Discovery of DNA as the Genetic Material and Gene Regulation
How did scientists prove that DNA (and not protein) is the genetic material? Through a series of classic experiments:
- Griffith's experiment — working with Streptococcus pneumoniae bacteria, Griffith found that a harmless strain could be made deadly by something passed from heat-killed virulent bacteria. He called it the "transforming principle" (the process is transformation), though he did not know it was DNA.
- Avery, MacLeod and McCarty — they purified the transforming principle and showed it was DNA, because destroying DNA (not protein) stopped transformation.
- Hershey and Chase — using bacteriophages (viruses that infect bacteria) with radioactively labelled DNA and protein, they showed that only the DNA entered the bacteria, finally confirming DNA as the genetic material.
Studying DNA's chemistry, Chargaff's rule states that in any DNA the amount of adenine equals thymine (A = T) and guanine equals cytosine (G = C). This base-pairing equivalence supported the Watson–Crick double-helix model.
Genes are not all switched on all the time; their activity is controlled by gene regulation. In bacteria this is explained by the operon concept — a group of genes controlled together by a switch. The classic example is the lac operon of E. coli (described by Jacob and Monod): the genes that digest lactose are normally switched off, and are turned on only when lactose is present.
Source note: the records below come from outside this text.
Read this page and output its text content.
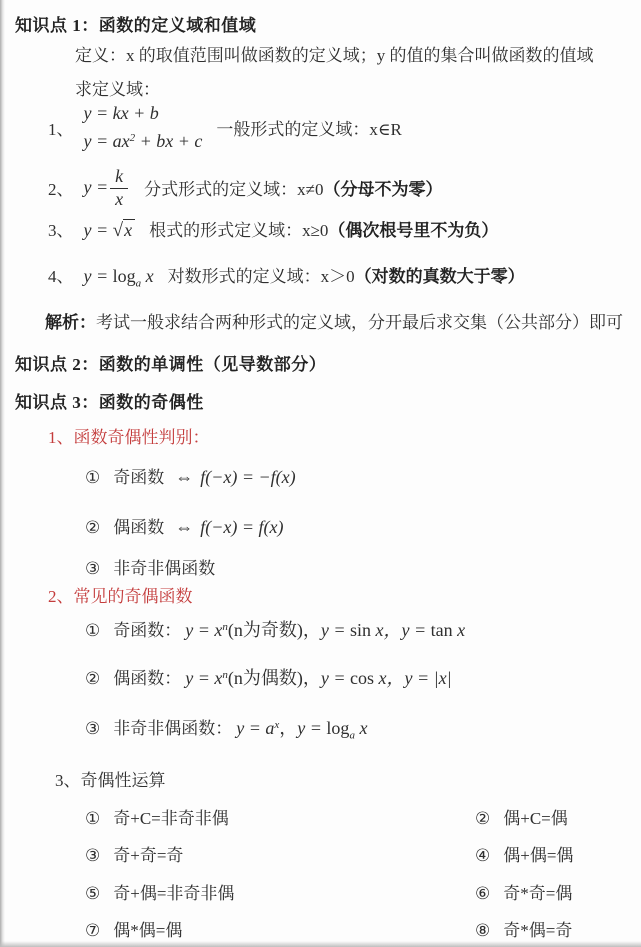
知识点 1：函数的定义域和值域
定义：x 的取值范围叫做函数的定义域；y 的值的集合叫做函数的值域
求定义域：
1、
y = kx + b
$y = ax^2$ + bx + c
一般形式的定义域：x∈R
2、 $y = \frac{k}{x}$ 分式形式的定义域：x≠0（分母不为零）
3、 y = √x 根式的形式定义域：x≥0（偶次根号里不为负）
4、 $y = \log_a x$ 对数形式的定义域：x＞0（对数的真数大于零）
解析：考试一般求结合两种形式的定义域，分开最后求交集（公共部分）即可
知识点 2：函数的单调性（见导数部分）
知识点 3：函数的奇偶性
1、函数奇偶性判别：
① 奇函数 ⇔ f(−x) = −f(x)
② 偶函数 ⇔ f(−x) = f(x)
③ 非奇非偶函数
2、常见的奇偶函数
① 奇函数： $y = x^n(n$为奇数)，y = sin x，y = tan x
② 偶函数： $y = x^n(n$为偶数)，y = cos x，y = |x|
③ 非奇非偶函数： $y = a^x$，$y = \log_a x$
3、奇偶性运算
① 奇+C=非奇非偶	② 偶+C=偶
③ 奇+奇=奇	④ 偶+偶=偶
⑤ 奇+偶=非奇非偶	⑥ 奇*奇=偶
⑦ 偶*偶=偶	⑧ 奇*偶=奇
This lets the cell make the digesting enzymes only when they are needed, saving energy.
It showed transformation.
- A harmless strain became virulent due to a 'transforming principle' from heat-killed bacteria.
- This hinted that genetic material can be transferred.
Base amounts are paired.
- In DNA, A = T and G = C in amount.
It responds to lactose.
- The lactose-digesting genes are normally off.
- They are switched on only when lactose is present.
Key Points
- DNA proven as genetic material: Griffith (transformation), Avery–MacLeod–McCarty (it is DNA), Hershey–Chase (bacteriophage confirmation).
- Chargaff's rule: A = T and G = C in amount.
- Gene regulation via the operon; the lac operon of E. coli is switched on only when lactose is present.